LSA, d-lysergic acid amide or ergine, is a product during the creation of LSD, and psychoactive in itself. It was later discovered to be natural, and is known as a chemical in Morning Glory seeds (as well as Ololiuhqui (Rivea corymbosa) & Hawaiian Baby Woodrose (Argyreia nervosa) seeds, some Convolvulaceae vines, and fungi such as Sleepy Grass (Acremonium) & Ergot) ). Chemically it is known as LA-111, and is an ergoline alkoid.
As a precursor to LSD, the chemical structure of LSA and LSD is similar. Although active in microgram doses, LSA is not as potent as synthesised LSD, and shows a distinct character in its effects.
In the black market, LSA has often been sold as LSD, since it is much easier to obtain. Morning glory is the best known source of LSA, and its effects have been known to the native tribes since ancient times.

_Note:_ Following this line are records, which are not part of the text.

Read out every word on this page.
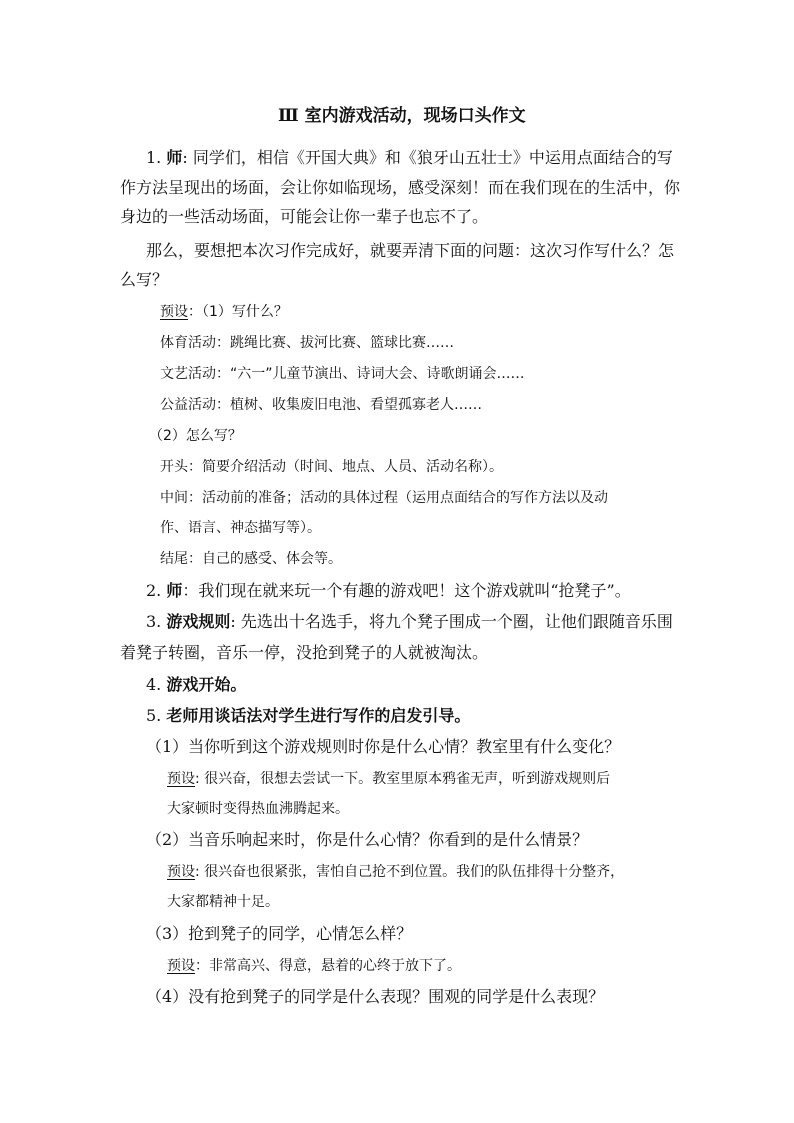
Ⅲ 室内游戏活动，现场口头作文
1. 师: 同学们，相信《开国大典》和《狼牙山五壮士》中运用点面结合的写
作方法呈现出的场面，会让你如临现场，感受深刻！而在我们现在的生活中，你
身边的一些活动场面，可能会让你一辈子也忘不了。
那么，要想把本次习作完成好，就要弄清下面的问题：这次习作写什么？怎
么写？
预设：（1）写什么？
体育活动：跳绳比赛、拔河比赛、篮球比赛……
文艺活动：“六一”儿童节演出、诗词大会、诗歌朗诵会……
公益活动：植树、收集废旧电池、看望孤寡老人……
（2）怎么写？
开头：简要介绍活动（时间、地点、人员、活动名称）。
中间：活动前的准备；活动的具体过程（运用点面结合的写作方法以及动
作、语言、神态描写等）。
结尾：自己的感受、体会等。
2. 师：我们现在就来玩一个有趣的游戏吧！这个游戏就叫“抢凳子”。
3. 游戏规则: 先选出十名选手，将九个凳子围成一个圈，让他们跟随音乐围
着凳子转圈，音乐一停，没抢到凳子的人就被淘汰。
4. 游戏开始。
5. 老师用谈话法对学生进行写作的启发引导。
（1）当你听到这个游戏规则时你是什么心情？教室里有什么变化？
预设: 很兴奋，很想去尝试一下。教室里原本鸦雀无声，听到游戏规则后
大家顿时变得热血沸腾起来。
（2）当音乐响起来时，你是什么心情？你看到的是什么情景？
预设: 很兴奋也很紧张，害怕自己抢不到位置。我们的队伍排得十分整齐，
大家都精神十足。
（3）抢到凳子的同学，心情怎么样？
预设：非常高兴、得意，悬着的心终于放下了。
（4）没有抢到凳子的同学是什么表现？围观的同学是什么表现？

While both Hawaiian Baby Woodrose Vine and Morning Glory contain abundant LSA, garden center type seeds of the Morning Glory can be covered in fungicide to prevent mold. Accidental consumption of chemically treated seeds have been reported to cause nasty headaches and a prolonged nausea. Of course, Morning Glory seeds obtained from a reputable source are not treated with toxic products.
"TiHKAL: The Continuation" is a book published by Alexander Shulgin. The work paints a broad picture of tryptamines, and delves into the mental and physiological effects of LSA. Shulgin says that a half milligram dosage (a tiny amount, but large compared to LSD doses) of LSA led to “a tired, dreamy state,” lingering off after around 5 hours. He dismisses its epimer as a major active psychoactive in Morning Glory seeds, citing Albert Hofmann’s self-trial of the substance, in which Hofmann said he got little effect but a feeling of “tiredness and emptiness.” He writes that the LSA epimer is C-8 inverted, identifying it as either isoergine or d –isolysergamide. Pointing to the fact that lysergic acid and ergine are scheduled in the US, he proposes that it is simply a governing tactic to better enforce the laws surrounding LSD, since they are involved in its synthesis. Shulgin’s book sheds much needed light on the chemistry of LSA & LSD, describing their drug relatives and other tryptamines. However, debates on the similarity between an LSA and LSD trip still continue.